Per tutto quello che c’è, ma non si vede \ For all there is, but that is not seen

Per tutto quello che c’è, ma non si vede

Alla fine, mi ha presa, raggiunta e catturata. Io pensavo di poter sfuggire a tutto questo, di sapere come destreggiarmi tra tutti quei fili che ho lasciato incautamente sospesi e quei fossi che mi sono scavata da sola, ma non era vero, era solo un’illusione ed ora sono bloccata e non so più come uscirne.

Ho mantenuto queste due vite per proteggermi, per prendere tempo, per cercare di trovare me stessa, ma la divisione ha portato solo a una maggiore confusione ed ha inasprito le differenze, anziché ricucire le mie due anime separando qualcosa che nel mio cuore sapevo già essere unica ed indistinguibile.

E così mi trovo a cercare di pubblicizzare il mio libro ed i miei corsi con belle foto, sorrisi sfavillanti, ed una facciata forte e coraggiosa, equilibrata ed assertiva, mentre in realtà soccombo indifesa sotto le pressioni di amic* e parenti che non sentivo da anni o che mi avevano voltato le spalle ed ora pretendono di riprendersi un posto nella mia vita.
Ma è colpa mia, sono io che per essere lasciata in pace ho finto che andasse tutto bene, sono io che ho costruito muri trasparenti senza chiudere mai del tutto, sono io quella che ha preferito la fuga all’attacco, sono sempre io quella che nel tentativo di compiacere gli altri schiaccia sé stessa.
Non posso davvero prendermela con nessun altro, ho gettato io le basi per questo prevedibile disastro quando ho deciso di seguire questo percorso sotto un altro nome e allo stesso tempo cercavo di condurre una vita personale diversa da quella che avrei desiderato (intendo per stile di vita e libertà di comportamento). 

E ora annaspo, aspettando che succeda qualcosa di favoloso che risolva tutti i miei problemi, qualcosa che mi eviti altri conflitti e dolori, una magica coltre che come neve copra ogni errore ed incomprensione, rendendo tutto nuovo e bianco.
Eppure, in cuor mio so bene che potrà essere solo una grande esplosione, fiumi di lava incandescente, lingue di fuoco e ceneri brucianti.
In fondo, potrà mai far più male di come è ora? 

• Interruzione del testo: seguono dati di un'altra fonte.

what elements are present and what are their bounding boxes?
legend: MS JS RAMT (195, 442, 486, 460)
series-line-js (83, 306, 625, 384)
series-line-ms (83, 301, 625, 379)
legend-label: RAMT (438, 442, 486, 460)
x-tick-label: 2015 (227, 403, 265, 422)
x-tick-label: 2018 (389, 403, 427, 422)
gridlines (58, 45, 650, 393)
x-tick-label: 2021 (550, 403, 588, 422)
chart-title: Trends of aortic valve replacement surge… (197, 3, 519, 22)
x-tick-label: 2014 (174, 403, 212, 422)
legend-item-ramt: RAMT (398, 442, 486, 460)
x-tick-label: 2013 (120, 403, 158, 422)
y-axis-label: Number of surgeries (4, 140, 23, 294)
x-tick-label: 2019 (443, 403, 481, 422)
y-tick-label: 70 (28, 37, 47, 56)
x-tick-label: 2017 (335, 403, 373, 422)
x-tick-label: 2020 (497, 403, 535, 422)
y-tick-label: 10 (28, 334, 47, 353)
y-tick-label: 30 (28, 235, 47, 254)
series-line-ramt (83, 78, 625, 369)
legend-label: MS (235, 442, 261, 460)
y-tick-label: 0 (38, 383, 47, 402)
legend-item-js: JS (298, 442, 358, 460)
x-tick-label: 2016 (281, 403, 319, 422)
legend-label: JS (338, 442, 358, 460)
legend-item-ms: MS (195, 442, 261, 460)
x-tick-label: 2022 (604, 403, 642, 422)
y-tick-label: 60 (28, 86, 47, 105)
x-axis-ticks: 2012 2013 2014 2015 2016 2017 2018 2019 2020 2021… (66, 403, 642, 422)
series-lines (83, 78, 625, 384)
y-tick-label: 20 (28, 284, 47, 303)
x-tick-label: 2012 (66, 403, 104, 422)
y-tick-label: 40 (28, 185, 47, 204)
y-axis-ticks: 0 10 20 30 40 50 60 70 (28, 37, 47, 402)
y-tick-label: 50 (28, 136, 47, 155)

For all there is, but that is not seen

Eventually, it got me, reached and captured me. I thought I could escape all this, to know how to juggle around all those threads that I left unwisely suspended and those ditches that I dug myself, but it wasn’t true, it was just an illusion and now I’m stuck and I don’t know how to get out anymore.

I kept these two lives separated to protect myself, to buy myself time, to try to find myself, but the division only led to more confusion and exacerbated the differences, rather than mending my two souls by separating something that in my heart I already knew was unique and indistinguishable.

And so I find myself trying to advertise my book and my courses with beautiful photos, sparkling smiles, and a strong and courageous, balanced and assertive facade, while in reality, I succumb helplessly under the pressure of friends and relatives that I have not heard from for a long time or who had turned their backs on me and now claim to take back a place in my life.
But it is my fault, it was me the one who, to be left alone, pretended that everything was fine, who built transparent walls without ever closing completely, I am the one who preferred escape to attack, I am the one who in an attempt to please others always crushed herself.
I can’t really blame anyone else, I laid the foundation for this foreseeable disaster when I decided to follow this path under another name and at the same time I was trying to lead a personal life different from what I would have desired (I mean by lifestyle. and freedom of behavior).

And now I flounder, waiting for something fabulous to happen that solves all my problems, something that avoids other conflicts and pains, a magical blanket that, like snow, covers every mistake and misunderstanding, making everything new and white.
Yet, I know in my heart that it can only be a great explosion, rivers of incandescent lava, tongues of fire, and burning ashes.
After all, will it ever hurt more than how it hurts now?